Pikiran serupa senantiasa muncul ketika ia akan menebang sebatang pohon yang dianggapnya paling indah. Sampai senja merambat turun, Plato pulang ke hadapan gurunya dengan tangan hampa.

Socrates : “Hai muridku Plato, mana pohon yang kupinta?”
Plato : “Maafkan aku duhai guru, aku belum menemukannya, aku yakin pohon itu ada di dalam hutan itu, tapi aku masih butuh waktu lebih lama untuk mencarinya”

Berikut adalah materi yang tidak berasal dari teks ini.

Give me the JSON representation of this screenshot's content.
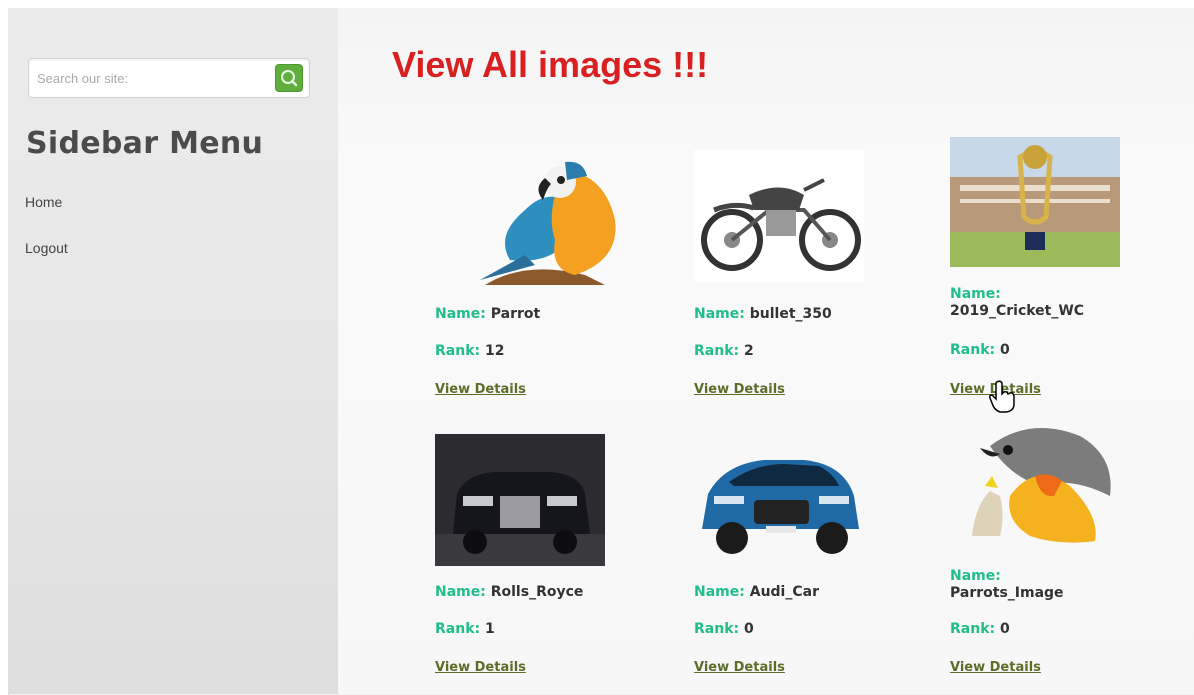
{
  "search": {
    "placeholder": "Search our site:"
  },
  "sidebar": {
    "title": "Sidebar Menu",
    "items": [
      {
        "label": "Home"
      },
      {
        "label": "Logout"
      }
    ]
  },
  "main": {
    "title": "View All images !!!",
    "name_label": "Name:",
    "rank_label": "Rank:",
    "details_label": "View Details",
    "images": [
      {
        "name": "Parrot",
        "rank": "12",
        "thumb": "parrot-image"
      },
      {
        "name": "bullet_350",
        "rank": "2",
        "thumb": "motorcycle-image"
      },
      {
        "name": "2019_Cricket_WC",
        "rank": "0",
        "thumb": "cricket-trophy-image"
      },
      {
        "name": "Rolls_Royce",
        "rank": "1",
        "thumb": "rolls-royce-image"
      },
      {
        "name": "Audi_Car",
        "rank": "0",
        "thumb": "audi-car-image"
      },
      {
        "name": "Parrots_Image",
        "rank": "0",
        "thumb": "parrots-image"
      }
    ]
  },
  "colors": {
    "title_red": "#d82020",
    "label_green": "#1fbf86",
    "search_green": "#5fae3e"
  }
}
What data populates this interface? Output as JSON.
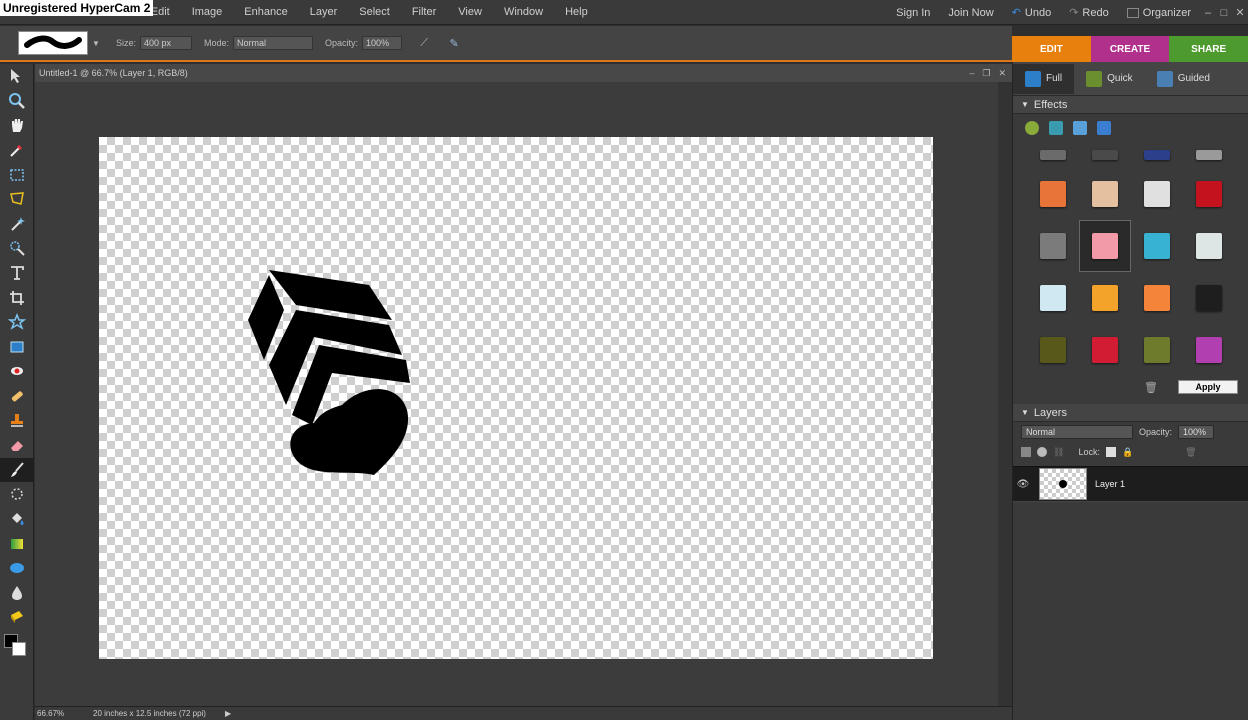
{
  "watermark": "Unregistered HyperCam 2",
  "menu": {
    "items": [
      "File",
      "Edit",
      "Image",
      "Enhance",
      "Layer",
      "Select",
      "Filter",
      "View",
      "Window",
      "Help"
    ],
    "sign_in": "Sign In",
    "join_now": "Join Now",
    "undo": "Undo",
    "redo": "Redo",
    "organizer": "Organizer"
  },
  "options": {
    "size_label": "Size:",
    "size_value": "400 px",
    "mode_label": "Mode:",
    "mode_value": "Normal",
    "opacity_label": "Opacity:",
    "opacity_value": "100%"
  },
  "modetabs": {
    "edit": "EDIT",
    "create": "CREATE",
    "share": "SHARE"
  },
  "document": {
    "title": "Untitled-1 @ 66.7% (Layer 1, RGB/8)"
  },
  "status": {
    "zoom": "66.67%",
    "docsize": "20 inches x 12.5 inches (72 ppi)"
  },
  "panel": {
    "view_tabs": {
      "full": "Full",
      "quick": "Quick",
      "guided": "Guided"
    },
    "effects_title": "Effects",
    "apply_label": "Apply",
    "layers_title": "Layers",
    "blend_mode": "Normal",
    "opacity_label": "Opacity:",
    "opacity_value": "100%",
    "lock_label": "Lock:",
    "layer_name": "Layer 1"
  },
  "effect_swatches": [
    [
      "#6b6b6b",
      "#4a4a4a",
      "#2b3f8a",
      "#9a9a9a"
    ],
    [
      "#e8743a",
      "#e4bfa0",
      "#e0e0e0",
      "#c4121e"
    ],
    [
      "#7b7b7b",
      "#f29aa8",
      "#37b2d2",
      "#dde6e4"
    ],
    [
      "#cfe8f2",
      "#f3a22a",
      "#f3843a",
      "#1e1e1e"
    ],
    [
      "#57581a",
      "#d21c34",
      "#6e7a2c",
      "#b23fb0"
    ]
  ],
  "colors": {
    "accent": "#e8800e",
    "create": "#b0308c",
    "share": "#4d9a2e"
  }
}
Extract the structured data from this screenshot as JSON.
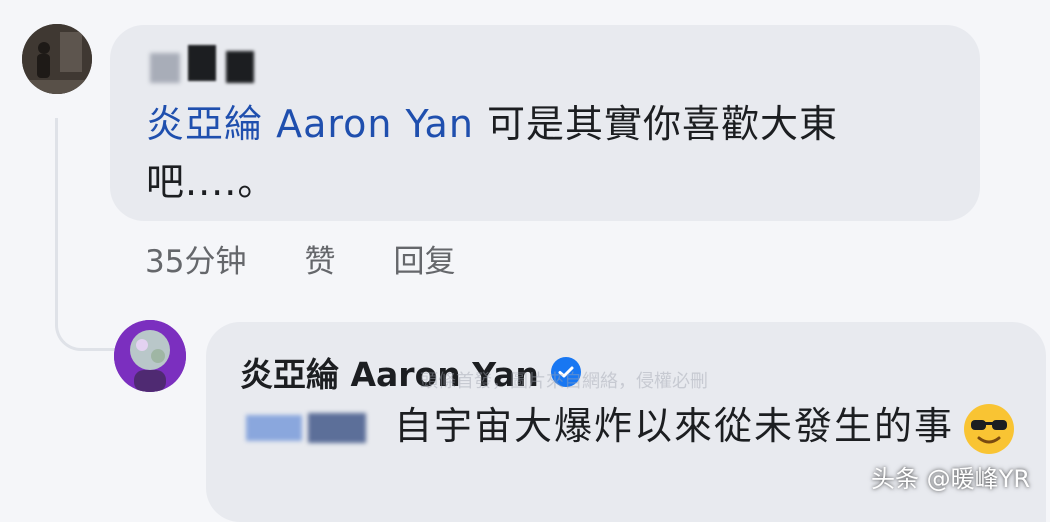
{
  "comment": {
    "mention": "炎亞綸 Aaron Yan",
    "text": "可是其實你喜歡大東吧....。",
    "time": "35分钟",
    "like_label": "赞",
    "reply_label": "回复"
  },
  "reply": {
    "author": "炎亞綸 Aaron Yan",
    "text": "自宇宙大爆炸以來從未發生的事",
    "watermark": "頭條首發，圖片來自網絡，侵權必刪"
  },
  "source_tag": "头条 @暖峰YR",
  "colors": {
    "mention": "#1f4fae",
    "bubble": "#e8eaef",
    "meta": "#65676b",
    "verified": "#1877f2"
  },
  "icons": [
    "verified-badge-icon",
    "sunglasses-emoji-icon"
  ]
}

Socrates : “Apa yang baru saja kau jelaskan, itulah hakikat cinta, ketika kau belum puas dengan apa yang ada dan kau masih akan terus mencari dan mencari, entah sampai kapan”

Plato manggut-manggut mendengarkan penjelasan Socrates, lantas bertanya,

Plato : “Nah apa perbedaannya dengan pernikahan?”

Socrates hanya tersenyum mendengar tanya Plato, perlahan dia berujar,

Socrates : “lakukanlah apa yang kuperintahkan kepadamu tadi sekali lagi di esok hari”

Plato : “Baiklah wahai guruku”

Keesokan harinya, Plato kembali memasuki hutan. Tapi berbeda dengan kemarin, sampai senja dia tidak membawa apa-apa. Hari ini ketika matahari belum lagi sampai sepenggalah, Plato sudah kembali kehadapan Socrates dengan membawa sebatang pohon.

Socrates : “Muridku plato, apakah pohon ini merupakan pohon yang terbaik menurutmu?”

Plato : “Maaf wahai guruku, harus aku akui bahwa pohon ini sudah cukup baik meskipun pohon ini bukanlah pohon yang terbaik”

Socrates : “Lalu kenapa pohon ini yang kau tebang?”

Plato : “Sebab saya tidak ingin kejadian kemarin terulang kembali, sampai senja aku tak berhasil membawa apapun”

Mendengar jawaban muridnya, Socrates tersenyum lalu menjelaskan,

Socrates : “inilah hakikat pernikahan, ketika kau memilih salah-satu diantara yang baik meskipun engkau sadar bahwa itu belumlah yang terbaik. Bukankah kunci pernikahan terletak pada kerelaan untuk saling menerima kelebihan dan kekurangan masing-masing?”.

Plato : “Benar wahai guruku… terimakasih atas pencerahanmu ini”
Cinta itu semakin dicari, hasilnya semakin tidak ditemukan. Cinta adanya di dalam lubuk hati, di saat dapat menahan keinginan dan harapan yang berlebih.

Ketika muncul pengharapan dan keinginan yang berlebih akan cinta, maka yang didapat adalah kehampaan… dan tiada sesuatu pun yang didapat.
Dan kesedihan lainnya Waktu dan Kesempatan tidak dapat diputar/kembali. Kita harus melangkah ke depan….. tidak bisa berbalik ke belakang. Tak ada kesempatan lagi. So Terimalah cinta apa adanya.